L’uomo che abolì il manicomio

Mario Colucci, Pierangelo Di Vittorio
Franco Basaglia
Bruno Mondadori, Milano
pagg. 330 £ 26.000 13.43 euro

“E’ una legge transitoria, fatta per evitare i referendum e perciò non immune da compromessi politici. Attenzione quindi alle facili euforie. Si tratta di una piccola vittoria”. È il 12 maggio 1978. All’indomani dell’approvazione della legge 180 che sancì nel nostro paese la chiusura dei manicomi, Franco Basaglia si esprimeva così in un’intervista rilasciata a La Stampa, ammettendo da subito che la storica riforma aveva dei limiti. In un momento in cui sarebbe stato facile recitare la parte del vincitore e del liberatore, Basaglia “riesce ancora a essere scandaloso con la sua radicalità”. È forse uno dei passaggi decisivi per comprendere lo stile intellettuale dello psichiatra veneto, che metteva sempre tutto in discussione, anche quella che poteva essere considerata la più attesa delle vittorie. Si trattava di un atteggiamento attento a non confondere le tappe necessarie di un percorso anti-istituzionale, mai del tutto concluso, con nuove “trappole ideologiche”. Non solo. La necessità di mettere in crisi continuamente il ruolo di medici e psichiatri, “anche e soprattutto quando la battaglia contro il manicomio sembra ormai vinta”, è elemento peculiare di una visione allo stesso tempo scientifica, filosofica e politica assolutamente originale. Proprio al valore culturale dell’azione e della riflessione teorica di Basaglia è dedicato il volume di Colucci e Di Vittorio, la prima monografia sull’argomento, con lo scopo di ridare una giusta collocazione alla sua figura nel panorama culturale del Novecento e sottrarne il nome alle polemiche sul funzionamento della legge 180, che forse troppo spesso hanno nascosto il senso della rottura filosofico-scientifica da lui operata.

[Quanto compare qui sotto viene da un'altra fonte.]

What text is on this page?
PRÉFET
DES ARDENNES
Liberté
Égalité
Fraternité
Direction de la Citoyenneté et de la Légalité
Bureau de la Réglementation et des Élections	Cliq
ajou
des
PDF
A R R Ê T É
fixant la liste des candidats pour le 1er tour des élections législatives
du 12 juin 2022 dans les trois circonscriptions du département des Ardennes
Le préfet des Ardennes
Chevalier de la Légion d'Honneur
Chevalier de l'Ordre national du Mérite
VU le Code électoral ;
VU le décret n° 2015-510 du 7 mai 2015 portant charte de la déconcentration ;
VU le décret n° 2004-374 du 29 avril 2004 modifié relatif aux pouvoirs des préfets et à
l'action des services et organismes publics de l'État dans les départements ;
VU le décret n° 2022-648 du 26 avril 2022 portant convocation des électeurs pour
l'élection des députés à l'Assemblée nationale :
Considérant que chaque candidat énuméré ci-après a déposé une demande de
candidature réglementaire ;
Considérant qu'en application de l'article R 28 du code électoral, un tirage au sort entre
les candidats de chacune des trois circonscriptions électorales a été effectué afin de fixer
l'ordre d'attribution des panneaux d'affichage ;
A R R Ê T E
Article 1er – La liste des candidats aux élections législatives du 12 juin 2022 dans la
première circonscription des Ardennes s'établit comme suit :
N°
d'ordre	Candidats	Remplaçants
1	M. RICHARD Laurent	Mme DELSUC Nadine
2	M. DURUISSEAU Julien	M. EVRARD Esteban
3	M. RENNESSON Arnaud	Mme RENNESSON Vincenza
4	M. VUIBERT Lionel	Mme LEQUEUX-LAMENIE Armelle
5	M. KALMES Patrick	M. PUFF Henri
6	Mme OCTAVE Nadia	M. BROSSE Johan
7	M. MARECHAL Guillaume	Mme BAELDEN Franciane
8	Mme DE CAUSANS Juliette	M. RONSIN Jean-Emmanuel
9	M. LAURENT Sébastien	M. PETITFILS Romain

Sin dagli anni Cinquanta, ancora alla clinica di malattie nervose e mentali di Padova, Basaglia veniva chiamato ironicamente “il filosofo” dal direttore della clinica Giovan Battista Belloni. Lo psichiatra veneto si era infatti avvicinato, mediante letture personali, all’esistenzialismo e alla fenomenologia. A partire da quelle riflessioni, si formano in Basaglia i riferimenti per denunciare in modo radicale la crisi della psichiatria, che avrebbe reso il malato mentale un oggetto senza volontà, senza speranze, portandolo alla distruzione testimoniata dalle condizioni in cui si trovava nel manicomio. L’accusa di Basaglia è innanzitutto alla pretesa della psichiatria classica di poter affrontare la malattia mentale da un unico punto di vista e di risolverla completamente nell’ambito di una singola disciplina. Da una scienza che vorrebbe ridurre l’uomo a oggetto, bisogna dunque passare “a una visione generale dei problemi umani che tenga conto dell’uomo nella sua globalità”. Nel rifiuto radicale della psichiatria classica Basaglia non respinge pertanto la scienza in generale, ma anzi esprime la volontà di ripensare una nuova psichiatria. Questa riflessione deve però partire dall’abolizione del manicomio. In questo modo si spiega anche il passaggio dalla rottura filosofico-scientifica a quella pratico-politica. Come osservano Colucci e Di Vittorio, “la politica non è una risposta alla follia, è stata soltanto in un certo momento storico, il modo più radicale di tenere aperta la sua domanda”. L’invito alla contestazione è radicale e continuo. Riguarda la scienza, le istituzioni, ma anche e soprattutto se stessi. Basaglia diffida insomma di chi perde il coraggio di “vivere nelle contraddizioni del reale”, di chi non vuole più mettersi in discussione di fronte ai propri presunti successi. Anche per questo la sua lezione risulta ancora attuale e andrebbe forse ricordata.